In 2021, based on TSSSC meetings that included “a consortium of the best qualified, and most expert, advisors and practitioners in the field of school safety and security,” PBK Architects and the TSSSC created the Together for Tomorrow safety and security whitepaper that included best practices for school administrations and law enforcement to follow in order to holistically improve school safety.
As previously reported by Local Profile, various school districts in Collin County enhanced their safety and security ahead of the 2022-2023 school year. In August 2022, Plano ISD announced a new leadership role: director of emergency management in safe schools.

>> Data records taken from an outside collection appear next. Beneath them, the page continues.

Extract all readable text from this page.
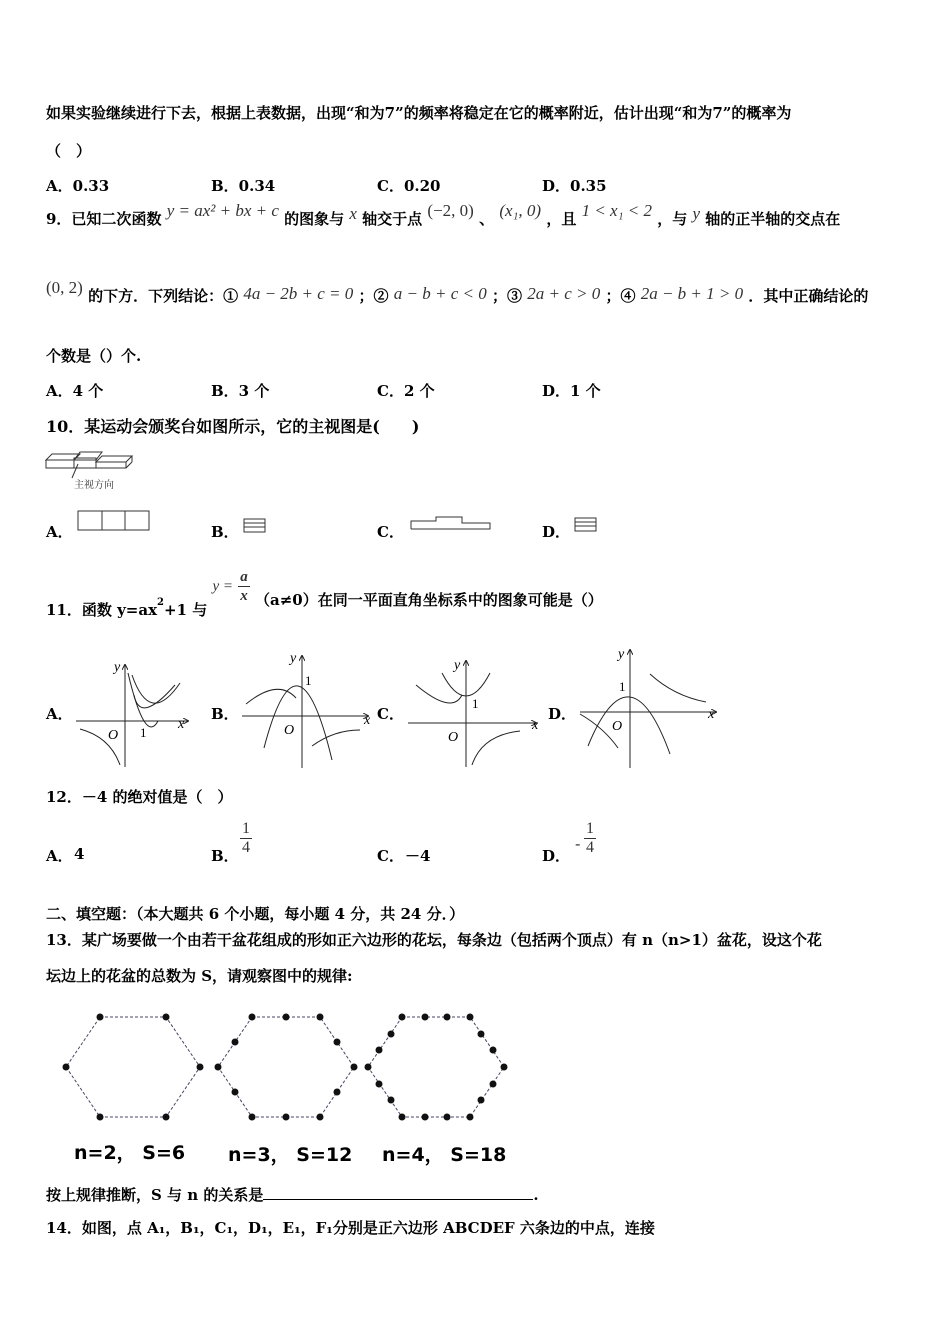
如果实验继续进行下去，根据上表数据，出现“和为7”的频率将稳定在它的概率附近，估计出现“和为7”的概率为
（　）
A．0.33	B．0.34	C．0.20	D．0.35
9．已知二次函数 y = ax² + bx + c 的图象与 x 轴交于点 (−2, 0) 、 (x₁, 0) ，且 1 < x₁ < 2 ，与 y 轴的正半轴的交点在
(0, 2) 的下方．下列结论：① 4a − 2b + c = 0 ；② a − b + c < 0 ；③ 2a + c > 0 ；④ 2a − b + 1 > 0 ．其中正确结论的
个数是（）个.
A．4 个	B．3 个	C．2 个	D．1 个
10．某运动会颁奖台如图所示，它的主视图是(　　)
主视方向
A．	B．	C．	D．
11．函数 $y=ax^2+1$ 与 $y = \frac{a}{x} (a\ne 0)$在同一平面直角坐标系中的图象可能是（）
A．
x
y
O 1
B．	x
y
O
1
C．
x
y
O
1
D．	x
y
O
1
12．－4 的绝对值是（　）
A． 4	B． $\frac{1}{4}$	C． －4	D．
- $\frac{1}{4}$
二、填空题：（本大题共 6 个小题，每小题 4 分，共 24 分．）
13．某广场要做一个由若干盆花组成的形如正六边形的花坛，每条边（包括两个顶点）有 n（n>1）盆花，设这个花
坛边上的花盆的总数为 S，请观察图中的规律:
n=2， S=6 n=3， S=12 n=4， S=18
按上规律推断，S 与 n 的关系是	.
14．如图，点 A₁，B₁，C₁，D₁，E₁，F₁分别是正六边形 ABCDEF 六条边的中点，连接
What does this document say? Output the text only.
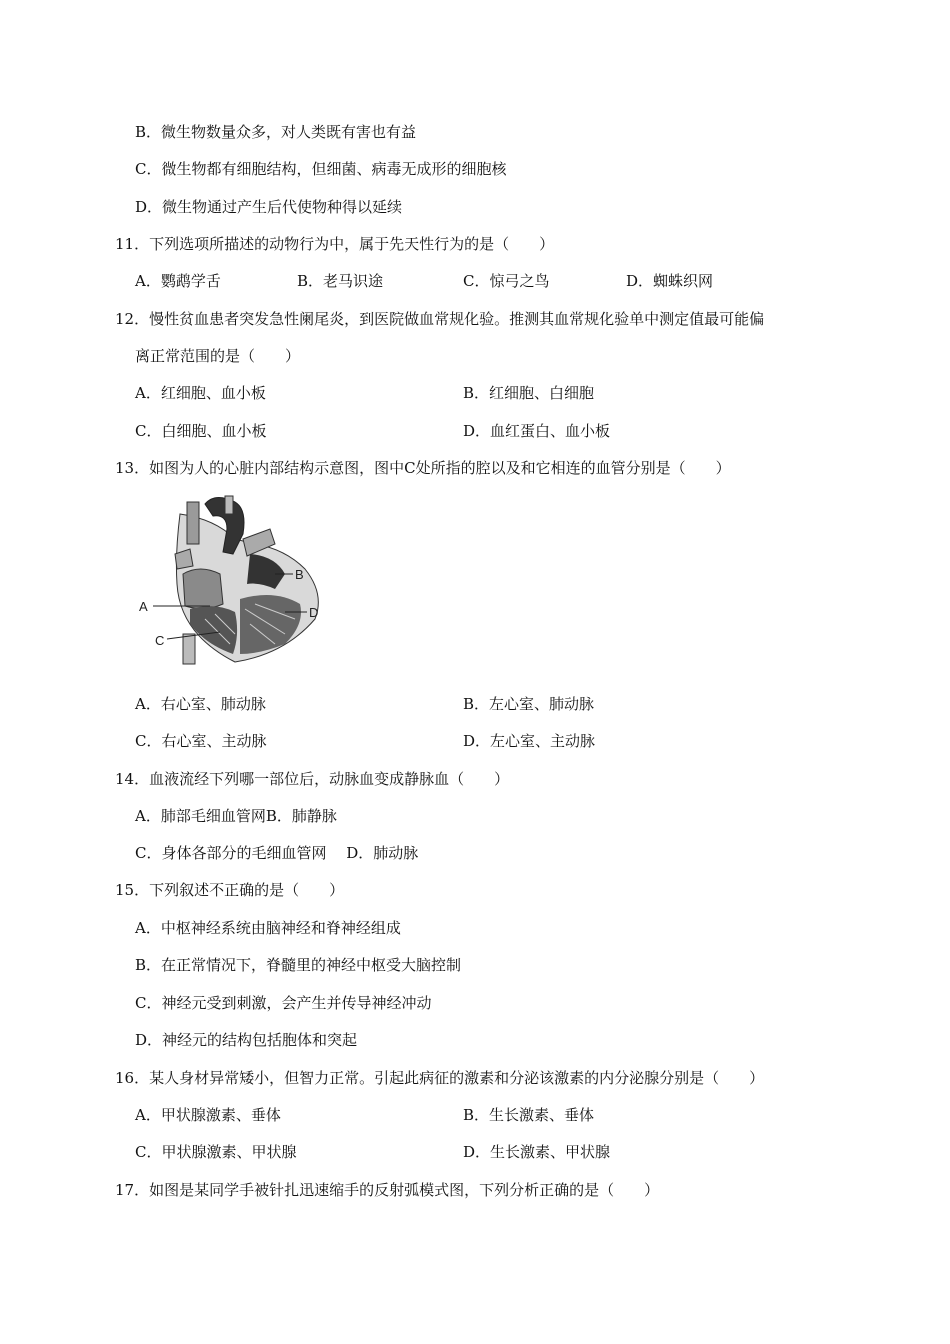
B．微生物数量众多，对人类既有害也有益
C．微生物都有细胞结构，但细菌、病毒无成形的细胞核
D．微生物通过产生后代使物种得以延续
11．下列选项所描述的动物行为中，属于先天性行为的是（　　）
A．鹦鹉学舌	B．老马识途	C．惊弓之鸟	D．蜘蛛织网
12．慢性贫血患者突发急性阑尾炎，到医院做血常规化验。推测其血常规化验单中测定值最可能偏
离正常范围的是（　　）
A．红细胞、血小板	B．红细胞、白细胞
C．白细胞、血小板	D．血红蛋白、血小板
13．如图为人的心脏内部结构示意图，图中C处所指的腔以及和它相连的血管分别是（　　）
A
B
C
D
A．右心室、肺动脉	B．左心室、肺动脉
C．右心室、主动脉	D．左心室、主动脉
14．血液流经下列哪一部位后，动脉血变成静脉血（　　）
A．肺部毛细血管网B．肺静脉
C．身体各部分的毛细血管网　 D．肺动脉
15．下列叙述不正确的是（　　）
A．中枢神经系统由脑神经和脊神经组成
B．在正常情况下，脊髓里的神经中枢受大脑控制
C．神经元受到刺激，会产生并传导神经冲动
D．神经元的结构包括胞体和突起
16．某人身材异常矮小，但智力正常。引起此病征的激素和分泌该激素的内分泌腺分别是（　　）
A．甲状腺激素、垂体	B．生长激素、垂体
C．甲状腺激素、甲状腺	D．生长激素、甲状腺
17．如图是某同学手被针扎迅速缩手的反射弧模式图，下列分析正确的是（　　）
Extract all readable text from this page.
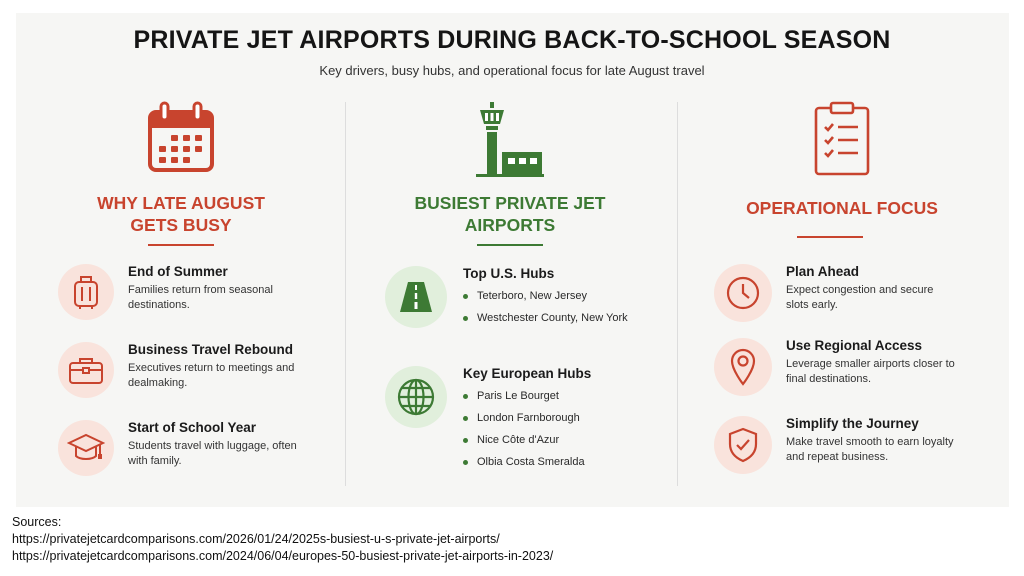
PRIVATE JET AIRPORTS DURING BACK-TO-SCHOOL SEASON
Key drivers, busy hubs, and operational focus for late August travel
WHY LATE AUGUST
GETS BUSY
End of Summer
Families return from seasonal destinations.
Business Travel Rebound
Executives return to meetings and dealmaking.
Start of School Year
Students travel with luggage, often with family.
BUSIEST PRIVATE JET
AIRPORTS
Top U.S. Hubs
Teterboro, New Jersey
Westchester County, New York
Key European Hubs
Paris Le Bourget
London Farnborough
Nice Côte d'Azur
Olbia Costa Smeralda
OPERATIONAL FOCUS
Plan Ahead
Expect congestion and secure slots early.
Use Regional Access
Leverage smaller airports closer to final destinations.
Simplify the Journey
Make travel smooth to earn loyalty and repeat business.
Sources:
https://privatejetcardcomparisons.com/2026/01/24/2025s-busiest-u-s-private-jet-airports/
https://privatejetcardcomparisons.com/2024/06/04/europes-50-busiest-private-jet-airports-in-2023/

The position’s primary responsibility is to monitor campus safety plans and provide professional learning on the best practices for keeping students and staff safe. During the summer break, PISD’s Safety and Security department provided all campus administrators and teachers with training. The department also conducted audits of campuses and processes all summer.
On May 16, 2023, at a board of trustees meeting, assistant superintendent of leadership and operations, Dr. Selenda Freeman, presented initiatives to improve school safety as well as grants awarded to the district to achieve that goal.
According to Freeman, PISD allocated close to $54 million of its budget to safety and security measures. Among these, she highlighted PBK Architect’s recommendations following the audit, such as additional fencing around school grounds, entry-resistant film on windows and doors, improving visitors' records and a door position switch system to alert security staff of any external door that’s unlocked or open.
Plano ISD Chief Security Officer Kevin Keating detailed the department’s actions during the 2022-2023 school year, including 658 unannounced campus inspections to check for unlocked or open doors, staff’s knowledge of security protocols and emergency procedures and student and staff ID badges.
According to Keating, this, along with the Texas School Safety Center’s random security checks conducted across Texas and municipality collaboration, allowed the district to respond quickly when breaches in security and threats to school were reported.